Adnan Syed cried out of court after three Maryland Court of Appeals judges questioned whether they had the authority to reinstate his decades-old murder conviction.
Syed, whose case was highlighted on the popular Serial podcast, was released last year after a judge overturned his sentence for the 1999 murder of his ex-girlfriend Hae Min Lee.
While Lee’s family appealed the reversal that released Syed after 23 years behind bars, their lawyers came up empty-handed when Justices Stuart Berger, Kathryn Graeff and Gregory Wells pressed Thursday why the charges should not be dropped.
Speaking publicly about his case for the first time, Syed told reporters, “Our family has suffered so much over the past 20, almost 24 years. It’s really hard for us.
‘It’s hard for my father; it’s hard for my mother; it’s hard for my younger brother.’
Adnan Syed cried and spoke about his case for the first time Thursday as the Maryland Court of Appeals questioned the ruling that released him after 23 years

Syed spent more than two decades behind bars after being convicted of the murder of Hae Min Lee, an ex-girlfriend who was seen above with him in a high school photo. The case became public knowledge after it was included in the serial podcast’s debut
Syed was convicted of murder in 2000, but in September the court ruled that DNA collected from Lee’s shoes did not match Syed, and found that prosecutors had provided the defense with no evidence that could have exonerated him.
However, Lee’s family argued that neither the prosecution nor the court provided the evidence they used to overturn Syed’s conviction, claiming that they held the hearing to privately release him.
However, when Graeff pressed Lee’s family attorney David Sanford for legal precedence over why the reversal should be overturned, the attorney admitted he had no examples. The Baltimore sun reports.
“I have no case law for the support in Maryland,” Sanford told the judges.
Weeping outside the courtroom on Thursday, Syed asked the court to consider the damage his family has suffered as it weighs his future.
“It’s like our family, we just go unnoticed,” Syed said. “Every time we go to court, we go unnoticed.
“We absolutely understand that Hae’s family has suffered so much and they continue to suffer. And it’s just that we suffer too. And we hope that the court will just take note of that today.’

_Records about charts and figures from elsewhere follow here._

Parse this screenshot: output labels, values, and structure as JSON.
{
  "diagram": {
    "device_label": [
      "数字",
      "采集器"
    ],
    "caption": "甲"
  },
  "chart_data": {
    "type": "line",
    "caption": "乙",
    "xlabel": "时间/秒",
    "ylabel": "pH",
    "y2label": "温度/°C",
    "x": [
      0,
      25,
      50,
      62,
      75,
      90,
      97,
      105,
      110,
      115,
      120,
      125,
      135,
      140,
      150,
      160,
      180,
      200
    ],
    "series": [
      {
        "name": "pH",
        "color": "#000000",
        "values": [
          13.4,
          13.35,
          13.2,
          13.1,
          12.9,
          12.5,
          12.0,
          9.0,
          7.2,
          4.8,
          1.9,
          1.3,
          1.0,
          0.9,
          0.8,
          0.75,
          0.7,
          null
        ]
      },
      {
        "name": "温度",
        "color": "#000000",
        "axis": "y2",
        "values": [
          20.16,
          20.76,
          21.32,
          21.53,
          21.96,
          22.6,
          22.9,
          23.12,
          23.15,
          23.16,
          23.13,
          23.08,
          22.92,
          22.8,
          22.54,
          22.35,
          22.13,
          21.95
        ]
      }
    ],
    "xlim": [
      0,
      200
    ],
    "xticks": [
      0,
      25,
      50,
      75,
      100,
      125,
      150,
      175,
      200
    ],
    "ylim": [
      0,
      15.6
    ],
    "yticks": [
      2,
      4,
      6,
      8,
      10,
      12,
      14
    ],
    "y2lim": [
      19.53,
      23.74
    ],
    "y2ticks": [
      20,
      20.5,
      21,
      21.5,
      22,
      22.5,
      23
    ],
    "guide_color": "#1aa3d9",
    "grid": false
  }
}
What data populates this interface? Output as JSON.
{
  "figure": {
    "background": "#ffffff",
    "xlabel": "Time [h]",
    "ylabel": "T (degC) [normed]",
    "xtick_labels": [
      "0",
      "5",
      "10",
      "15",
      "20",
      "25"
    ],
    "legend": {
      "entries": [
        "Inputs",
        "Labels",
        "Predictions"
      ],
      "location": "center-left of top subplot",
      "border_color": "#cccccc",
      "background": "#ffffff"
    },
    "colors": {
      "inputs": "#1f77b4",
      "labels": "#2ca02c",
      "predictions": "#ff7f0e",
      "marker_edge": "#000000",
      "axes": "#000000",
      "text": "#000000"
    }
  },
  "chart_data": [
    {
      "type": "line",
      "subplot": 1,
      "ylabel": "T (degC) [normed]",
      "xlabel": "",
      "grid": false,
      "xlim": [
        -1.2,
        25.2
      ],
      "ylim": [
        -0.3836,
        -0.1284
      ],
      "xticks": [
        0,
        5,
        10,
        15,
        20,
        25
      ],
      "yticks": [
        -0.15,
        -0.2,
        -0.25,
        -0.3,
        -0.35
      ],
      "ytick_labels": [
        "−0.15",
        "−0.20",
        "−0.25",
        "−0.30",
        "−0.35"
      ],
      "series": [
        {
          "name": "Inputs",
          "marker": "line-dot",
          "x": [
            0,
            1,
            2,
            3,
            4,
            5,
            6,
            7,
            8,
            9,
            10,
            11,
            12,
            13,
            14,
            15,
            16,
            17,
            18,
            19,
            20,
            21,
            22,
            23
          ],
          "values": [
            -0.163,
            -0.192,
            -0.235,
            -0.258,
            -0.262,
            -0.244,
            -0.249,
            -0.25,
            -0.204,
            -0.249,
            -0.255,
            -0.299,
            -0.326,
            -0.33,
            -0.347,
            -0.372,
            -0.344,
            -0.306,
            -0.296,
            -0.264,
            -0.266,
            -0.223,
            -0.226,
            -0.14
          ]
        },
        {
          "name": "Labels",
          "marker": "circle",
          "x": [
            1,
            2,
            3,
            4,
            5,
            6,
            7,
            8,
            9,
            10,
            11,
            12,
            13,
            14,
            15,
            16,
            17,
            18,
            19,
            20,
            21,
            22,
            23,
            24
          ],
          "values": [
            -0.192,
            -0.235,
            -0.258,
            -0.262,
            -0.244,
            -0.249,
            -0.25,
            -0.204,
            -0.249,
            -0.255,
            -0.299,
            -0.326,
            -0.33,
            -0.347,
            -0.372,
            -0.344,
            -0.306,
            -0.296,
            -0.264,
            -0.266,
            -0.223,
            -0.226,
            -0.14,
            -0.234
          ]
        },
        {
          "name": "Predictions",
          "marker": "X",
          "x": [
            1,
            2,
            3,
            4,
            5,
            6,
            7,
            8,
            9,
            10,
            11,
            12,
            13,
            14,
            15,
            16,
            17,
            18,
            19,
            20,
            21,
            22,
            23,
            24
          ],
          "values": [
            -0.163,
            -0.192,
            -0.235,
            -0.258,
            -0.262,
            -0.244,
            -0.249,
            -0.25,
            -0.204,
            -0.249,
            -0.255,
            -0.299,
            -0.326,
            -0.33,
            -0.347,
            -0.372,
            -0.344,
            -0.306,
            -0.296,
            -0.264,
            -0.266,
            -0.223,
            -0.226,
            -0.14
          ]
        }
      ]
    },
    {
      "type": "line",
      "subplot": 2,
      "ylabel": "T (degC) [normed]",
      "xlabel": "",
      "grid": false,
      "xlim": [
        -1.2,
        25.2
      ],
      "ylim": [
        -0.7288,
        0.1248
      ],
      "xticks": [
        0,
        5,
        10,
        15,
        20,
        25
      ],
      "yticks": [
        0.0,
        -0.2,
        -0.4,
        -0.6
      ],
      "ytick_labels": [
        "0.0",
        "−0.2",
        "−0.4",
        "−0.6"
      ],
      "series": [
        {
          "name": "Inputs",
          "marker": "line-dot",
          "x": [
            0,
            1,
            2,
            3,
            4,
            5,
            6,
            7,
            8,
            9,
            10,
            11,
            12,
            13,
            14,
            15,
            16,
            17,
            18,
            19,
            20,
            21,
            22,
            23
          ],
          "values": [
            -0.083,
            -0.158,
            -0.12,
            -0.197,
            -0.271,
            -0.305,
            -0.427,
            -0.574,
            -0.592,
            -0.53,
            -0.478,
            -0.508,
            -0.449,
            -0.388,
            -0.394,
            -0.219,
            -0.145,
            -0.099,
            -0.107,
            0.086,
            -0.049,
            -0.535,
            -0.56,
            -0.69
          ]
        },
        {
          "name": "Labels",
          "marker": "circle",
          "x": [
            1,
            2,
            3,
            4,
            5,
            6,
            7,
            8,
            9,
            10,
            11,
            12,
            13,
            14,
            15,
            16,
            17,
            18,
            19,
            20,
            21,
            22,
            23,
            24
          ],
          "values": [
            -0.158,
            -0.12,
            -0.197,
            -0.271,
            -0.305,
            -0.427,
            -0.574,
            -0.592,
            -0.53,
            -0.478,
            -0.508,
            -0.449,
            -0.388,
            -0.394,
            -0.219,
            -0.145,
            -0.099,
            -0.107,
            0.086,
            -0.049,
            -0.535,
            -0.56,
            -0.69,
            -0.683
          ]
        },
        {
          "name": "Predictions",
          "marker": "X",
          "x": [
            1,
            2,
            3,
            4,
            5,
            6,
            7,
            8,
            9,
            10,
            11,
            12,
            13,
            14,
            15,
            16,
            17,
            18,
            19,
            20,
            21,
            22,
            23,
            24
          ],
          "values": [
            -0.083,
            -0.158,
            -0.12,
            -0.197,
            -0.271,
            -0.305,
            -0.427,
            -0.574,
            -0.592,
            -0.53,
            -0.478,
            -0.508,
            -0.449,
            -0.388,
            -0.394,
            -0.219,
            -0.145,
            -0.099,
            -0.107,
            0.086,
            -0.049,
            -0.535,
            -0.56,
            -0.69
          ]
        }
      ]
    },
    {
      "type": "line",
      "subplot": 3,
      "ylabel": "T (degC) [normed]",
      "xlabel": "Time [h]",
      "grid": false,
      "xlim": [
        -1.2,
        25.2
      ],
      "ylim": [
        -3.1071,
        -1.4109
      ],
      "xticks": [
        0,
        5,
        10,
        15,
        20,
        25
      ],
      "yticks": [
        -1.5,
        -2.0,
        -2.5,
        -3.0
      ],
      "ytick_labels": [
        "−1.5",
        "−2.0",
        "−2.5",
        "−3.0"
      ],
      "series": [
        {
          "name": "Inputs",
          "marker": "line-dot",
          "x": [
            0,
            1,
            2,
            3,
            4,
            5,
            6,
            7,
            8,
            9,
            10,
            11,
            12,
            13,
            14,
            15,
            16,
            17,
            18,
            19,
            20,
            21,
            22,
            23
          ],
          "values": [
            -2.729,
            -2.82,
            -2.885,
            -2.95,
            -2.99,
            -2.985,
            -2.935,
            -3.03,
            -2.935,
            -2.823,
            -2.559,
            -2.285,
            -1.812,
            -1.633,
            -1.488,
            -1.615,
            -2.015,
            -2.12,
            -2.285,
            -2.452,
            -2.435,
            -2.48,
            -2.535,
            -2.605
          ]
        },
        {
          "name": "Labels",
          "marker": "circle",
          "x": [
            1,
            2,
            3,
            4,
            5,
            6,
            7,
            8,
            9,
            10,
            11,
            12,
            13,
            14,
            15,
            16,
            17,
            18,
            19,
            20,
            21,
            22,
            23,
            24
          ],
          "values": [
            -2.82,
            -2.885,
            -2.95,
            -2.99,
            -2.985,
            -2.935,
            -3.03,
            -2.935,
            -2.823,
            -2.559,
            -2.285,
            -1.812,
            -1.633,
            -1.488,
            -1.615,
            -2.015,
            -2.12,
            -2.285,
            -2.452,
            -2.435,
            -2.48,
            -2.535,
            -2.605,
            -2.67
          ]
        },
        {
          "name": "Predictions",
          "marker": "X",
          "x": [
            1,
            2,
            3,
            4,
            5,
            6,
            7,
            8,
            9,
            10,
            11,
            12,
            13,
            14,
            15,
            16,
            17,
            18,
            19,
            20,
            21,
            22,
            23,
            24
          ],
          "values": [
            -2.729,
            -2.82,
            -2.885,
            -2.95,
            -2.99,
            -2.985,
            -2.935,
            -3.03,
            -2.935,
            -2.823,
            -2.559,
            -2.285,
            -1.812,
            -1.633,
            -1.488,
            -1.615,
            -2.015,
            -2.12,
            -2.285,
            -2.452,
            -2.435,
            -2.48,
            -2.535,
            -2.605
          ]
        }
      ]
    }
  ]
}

Syed asked the court to spare his family more grief after he was released last year. Pictured: Syed makes his first public plea to reporters on Thursday

A Maryland court chose to release Syed after an investigation found that the DNA on Lee’s shoe did not match his own and that his lead prosecutors withheld evidence from the defense that could have exonerated him
Sanford alleged that the Lee family was denied their right to fully participate in the proceedings because they were not adequately informed, given facts or evidence.
“There are a lot of violations of the law here and mistakes are made by the courts here,” Sanford said CBS. “If Adnan Syed is indeed innocent, that was a terrible miscarriage of justice and we’ll be the first to say so once there has been a proper hearing of witnesses.”
As the three judges debated whether or not the case was “arguable,” as Berger put it, they seemed sympathetic to the Lee family over the speed with which Syed’s charges were dropped.
Erica Suter, Syed’s attorney, pleaded with the court to uphold the reversal as she also referenced her client’s story and court system issues being featured on the popular Serial podcast.
“This court’s decision will not bring back Hae Min Lee, nor restore Adnan’s lost 23 1/2 years, but what it can do is confirm that the lower court’s decision remains in effect,” Suter said.
“Adnan, his family and I would like to thank the tens of thousands around the world who have heard his story and believe in him, who believe in our system’s ability to correct his mistakes, even in difficult cases.”
In addition to rejecting the appeal, the appeals court could also hold a new hearing on the decision to release Syed.
It typically takes weeks or months for the court to issue a ruling, the Sun noted.


Hae Min Lee, right, was just 18 when she was strangled to death in 1999 and buried in a shallow grave in Baltimore’s Leakin Park. Syed, right, has repeatedly questioned the evidence against him

Youn Kim, Hae Min Lee’s mother, is pictured being escorted from her daughter’s memorial service. The family is now seeking to appeal a Maryland court decision to overturn Syed’s conviction
Hae Min Lee was just 18 when she was strangled in 1999 and buried in a shallow grave in Baltimore’s Leakin Park.
Syed has maintained his innocence for decades and caught the attention of millions in 2014, when Serial’s debut season focused on the case and cast doubt on some of the evidence used against him, including cell phone tower records.
Prosecutors have previously said a re-examination of the case has uncovered evidence regarding the possible involvement of two deputy suspects.
The two suspects may have been involved separately or together, the prosecution said.
One of the suspects had threatened Lee saying ‘he would make her (Mrs. Lee) disappear. He would kill her,” a court indictment said.
The suspects were known persons at the time of the original investigation and were not properly ruled out or disclosed to the defense, prosecutors said.